The content will be shared widely in a digital repository so other students can continue to learn about the impact of the Race Massacre on the lives of today’s Oklahomans.
There has been tremendous interest in the project. More than 76 teachers asked to join a project with only eight open slots.
Teachers worked in groups and were trained by OSU professors on how to use the different technologies so they could support each other throughout the project.
And until the Covid-19 pandemic hit, student leaders from participating schools were scheduled to host a joint youth symposium in April. Organizers transferred the symposium to online outreach.

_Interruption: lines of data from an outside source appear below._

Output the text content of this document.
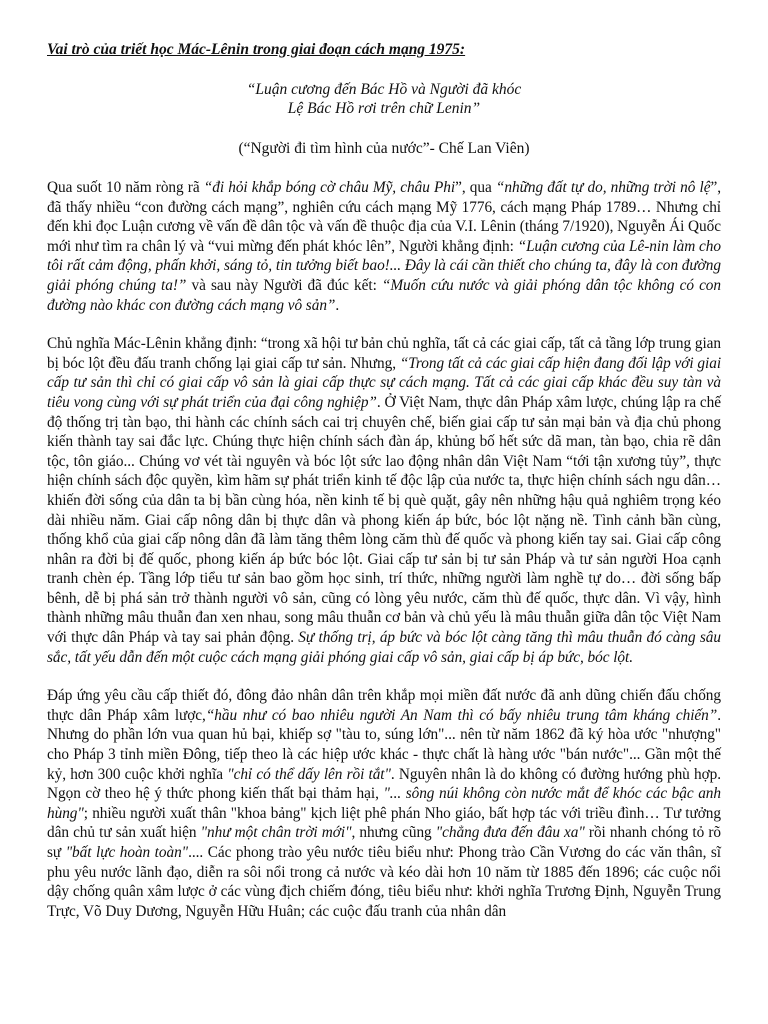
Vai trò của triết học Mác-Lênin trong giai đoạn cách mạng 1975:
“Luận cương đến Bác Hồ và Người đã khóc
Lệ Bác Hồ rơi trên chữ Lenin”
(“Người đi tìm hình của nước”- Chế Lan Viên)

Qua suốt 10 năm ròng rã “đi hỏi khắp bóng cờ châu Mỹ, châu Phi”, qua “những đất tự do, những trời nô lệ”, đã thấy nhiều “con đường cách mạng”, nghiên cứu cách mạng Mỹ 1776, cách mạng Pháp 1789… Nhưng chỉ đến khi đọc Luận cương về vấn đề dân tộc và vấn đề thuộc địa của V.I. Lênin (tháng 7/1920), Nguyễn Ái Quốc mới như tìm ra chân lý và “vui mừng đến phát khóc lên”, Người khẳng định: “Luận cương của Lê-nin làm cho tôi rất cảm động, phấn khởi, sáng tỏ, tin tưởng biết bao!... Đây là cái cần thiết cho chúng ta, đây là con đường giải phóng chúng ta!” và sau này Người đã đúc kết: “Muốn cứu nước và giải phóng dân tộc không có con đường nào khác con đường cách mạng vô sản”.

Chủ nghĩa Mác-Lênin khẳng định: “trong xã hội tư bản chủ nghĩa, tất cả các giai cấp, tất cả tầng lớp trung gian bị bóc lột đều đấu tranh chống lại giai cấp tư sản. Nhưng, “Trong tất cả các giai cấp hiện đang đối lập với giai cấp tư sản thì chỉ có giai cấp vô sản là giai cấp thực sự cách mạng. Tất cả các giai cấp khác đều suy tàn và tiêu vong cùng với sự phát triển của đại công nghiệp”. Ở Việt Nam, thực dân Pháp xâm lược, chúng lập ra chế độ thống trị tàn bạo, thi hành các chính sách cai trị chuyên chế, biến giai cấp tư sản mại bản và địa chủ phong kiến thành tay sai đắc lực. Chúng thực hiện chính sách đàn áp, khủng bố hết sức dã man, tàn bạo, chia rẽ dân tộc, tôn giáo... Chúng vơ vét tài nguyên và bóc lột sức lao động nhân dân Việt Nam “tới tận xương tủy”, thực hiện chính sách độc quyền, kìm hãm sự phát triển kinh tế độc lập của nước ta, thực hiện chính sách ngu dân… khiến đời sống của dân ta bị bần cùng hóa, nền kinh tế bị què quặt, gây nên những hậu quả nghiêm trọng kéo dài nhiều năm. Giai cấp nông dân bị thực dân và phong kiến áp bức, bóc lột nặng nề. Tình cảnh bần cùng, thống khổ của giai cấp nông dân đã làm tăng thêm lòng căm thù đế quốc và phong kiến tay sai. Giai cấp công nhân ra đời bị đế quốc, phong kiến áp bức bóc lột. Giai cấp tư sản bị tư sản Pháp và tư sản người Hoa cạnh tranh chèn ép. Tầng lớp tiểu tư sản bao gồm học sinh, trí thức, những người làm nghề tự do… đời sống bấp bênh, dễ bị phá sản trở thành người vô sản, cũng có lòng yêu nước, căm thù đế quốc, thực dân. Vì vậy, hình thành những mâu thuẫn đan xen nhau, song mâu thuẫn cơ bản và chủ yếu là mâu thuẫn giữa dân tộc Việt Nam với thực dân Pháp và tay sai phản động. Sự thống trị, áp bức và bóc lột càng tăng thì mâu thuẫn đó càng sâu sắc, tất yếu dẫn đến một cuộc cách mạng giải phóng giai cấp vô sản, giai cấp bị áp bức, bóc lột.

Đáp ứng yêu cầu cấp thiết đó, đông đảo nhân dân trên khắp mọi miền đất nước đã anh dũng chiến đấu chống thực dân Pháp xâm lược,“hầu như có bao nhiêu người An Nam thì có bấy nhiêu trung tâm kháng chiến”. Nhưng do phần lớn vua quan hủ bại, khiếp sợ "tàu to, súng lớn"... nên từ năm 1862 đã ký hòa ước "nhượng" cho Pháp 3 tỉnh miền Đông, tiếp theo là các hiệp ước khác - thực chất là hàng ước "bán nước"... Gần một thế kỷ, hơn 300 cuộc khởi nghĩa "chỉ có thể dấy lên rồi tắt". Nguyên nhân là do không có đường hướng phù hợp. Ngọn cờ theo hệ ý thức phong kiến thất bại thảm hại, "... sông núi không còn nước mắt để khóc các bậc anh hùng"; nhiều người xuất thân "khoa bảng" kịch liệt phê phán Nho giáo, bất hợp tác với triều đình… Tư tưởng dân chủ tư sản xuất hiện "như một chân trời mới", nhưng cũng "chẳng đưa đến đâu xa" rồi nhanh chóng tỏ rõ sự "bất lực hoàn toàn".... Các phong trào yêu nước tiêu biểu như: Phong trào Cần Vương do các văn thân, sĩ phu yêu nước lãnh đạo, diễn ra sôi nổi trong cả nước và kéo dài hơn 10 năm từ 1885 đến 1896; các cuộc nổi dậy chống quân xâm lược ở các vùng địch chiếm đóng, tiêu biểu như: khởi nghĩa Trương Định, Nguyễn Trung Trực, Võ Duy Dương, Nguyễn Hữu Huân; các cuộc đấu tranh của nhân dân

Shelbie Witte, the Kim and Chuck Watson Endowed Chair in Education at OSU, said that the project has been an exemplar in how to teach about social justice.
“As schools have moved their focus to standardized tests and packaged curriculum, the National Writing Project still knows what good teachers and good writing instruction looks like and have continued to push for that type of curriculum no matter what,” she said.
The project is supported in part by an LRNG Innovators Challenge grant. The grants are part of the partnership between NWP and John Legend’s Show Me Campaign to help educators extend time and space for connected learning. The Connected Learning theory posits that learning happens in school, as well as at home, work, and among friends, and is driven by students’ own interests and unique life experiences.
“Tulsa is still a very segregated city,” Nowell said. “My students never understood why. Now they do. It has left its mark on the community. We are going to have to learn this history to move forward.”